I grew up in rural Georgia and my father was very racially prejudiced as were most people in my community when I was growing up.  He freely and openly expressed his prejudice and acted on it in many ways.  And he assumed that I agreed with him.  Apparently it did not occur to him that my mother and I might not agree with him or that we might even be frustrated or offended by his way of being.  And it certainly did not occur to him that those to whom his behavior was directed might be offended or feel demeaned.  

And now to my point.  Even though we both very much disagreed with him, neither of us ever expressed our disagreement, frustration or embarrassment.  Did we not have the courage, commitment or voice to speak up?  I’m not really sure.  I can’t speak for my mother since she passed on many years ago but I lived with the regret of not speaking up until 2008 when my Dad was 92 and I simply could not live with that regret any longer.  I had moved back to where I grew up to take care of my Dad and I was listening to his racist talk, usually several times a week.

President Obama was in the midst of the Presidential campaign and I was listening to him speak on TV one Sunday evening.  Dad came in from evening church service and started  speaking very hateful nasty comments about Mr. Obama.  I think his just having left church and ten minutes later speaking that way plus interrupting my listening to the speech was a trigger for me.

I turned off the TV and told my Dad we had to talk.  I asked him to sit down and I stood on my knees in front of him right against his knees.  I wanted to make sure he could not walk away from what I had to say.  I did not speak with anger but with the intention and intensity that came from releasing over 60 years of regret, guilt and frustration of not standing up to my father’s racist behavior.  With this writing I am experiencing tears and pain in my gut.  I realize this is highly personal and some might say I should not be sharing this about my Dad.  But I am doing so with the hope that someone else might summon the courage to stand up to such behavior from someone they know or maybe even from themselves.  What follows is a summary of what I said.

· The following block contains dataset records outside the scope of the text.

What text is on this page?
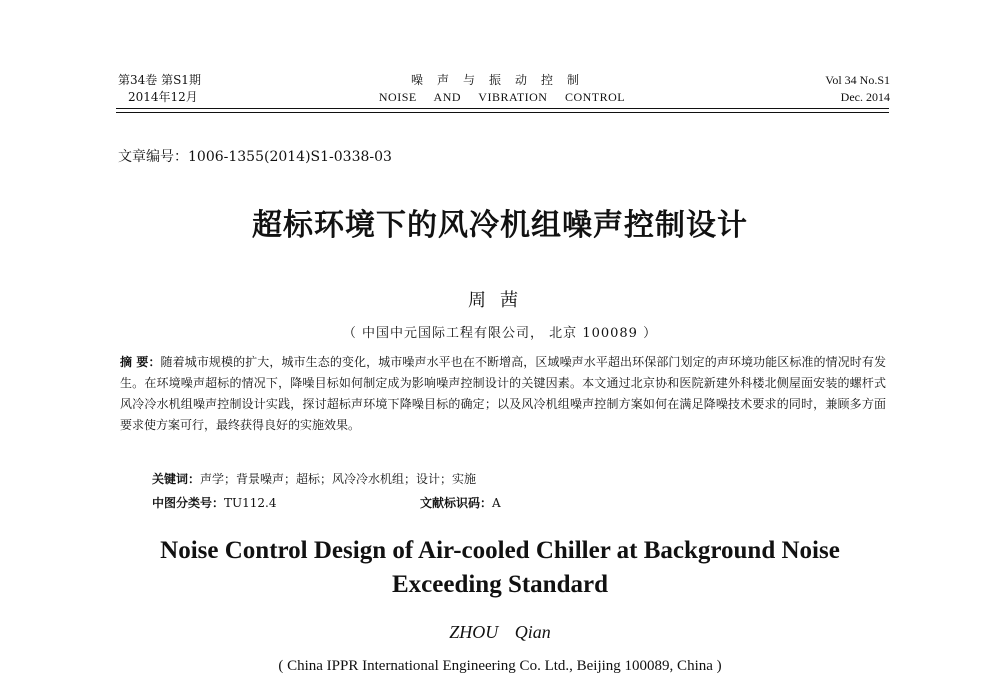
第34卷 第S1期
2014年12月
噪声与振动控制
NOISE AND VIBRATION CONTROL
Vol 34 No.S1
Dec. 2014
文章编号：1006-1355(2014)S1-0338-03
超标环境下的风冷机组噪声控制设计
周茜
（ 中国中元国际工程有限公司， 北京 100089 ）
摘 要：随着城市规模的扩大，城市生态的变化，城市噪声水平也在不断增高，区域噪声水平超出环保部门划定的声环境功能区标准的情况时有发生。在环境噪声超标的情况下，降噪目标如何制定成为影响噪声控制设计的关键因素。本文通过北京协和医院新建外科楼北侧屋面安装的螺杆式风冷冷水机组噪声控制设计实践，探讨超标声环境下降噪目标的确定；以及风冷机组噪声控制方案如何在满足降噪技术要求的同时，兼顾多方面要求使方案可行，最终获得良好的实施效果。
关键词：声学；背景噪声；超标；风冷冷水机组；设计；实施
中图分类号：TU112.4	文献标识码：A
Noise Control Design of Air-cooled Chiller at Background Noise
Exceeding Standard
ZHOU Qian
( China IPPR International Engineering Co. Ltd., Beijing 100089, China )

“Dad, you have always assumed I agreed with your racial views and behavior.  I do not and never have, even as a little kid.  You assumed you had the right to try to pass your views on to me.  You do not have that right.  I cannot change the way you think or your behavior.  But I demand that you never speak that way in my presence ever again.  It is offensive and I refuse to listen to such talk.  And if you do it again, I will make the same demand and I will walk away from you if you persist.  You do not have the right to make the judgments you make of black people or anyone else.  To do so is an offense to the religion you were practicing tonight at church.  And I will not ever again listen to your racial judgments without challenging you.”

There was more but I can’t remember all of it.  Of course he was very angry and would not talk and we never spoke about the incident again.  But here is what I consider the transformation that came out it.  First, I was forever altered as a man and as a son.  I found my voice with my father and that altered who I am as a human being.  Secondly, my father was altered.  Not only has he not spoken that way again about President Obama, he voted for him after saying he would not.  After the election during another Obama speech, Dad said, “He is a very smart man”.  And he spoke respect and admiration of President Obama several times before his physical condition deteriorated to where he can no longer speak.  I am very grateful for having heard my father speak and act respectfully with black people after over 90 years.

I took a stand with my Dad.  What if we all took that stand with someone we know?  What if I had taken my stand with Dad many years ago?  What if we took that stand with our politicians and demanded debate with civility.  What if someone had taken a stand with the young man who killed all those people in Arizona  and did so several years ago before he was in his insane murderous state?  

Even if someone is unable to examine their own thinking and emotions and my Dad certainly was not before I took a stand, taking a stand transformed both of us.  

Taking a stand, speaking that stand and acting consistent with the stand has the power to transform who are.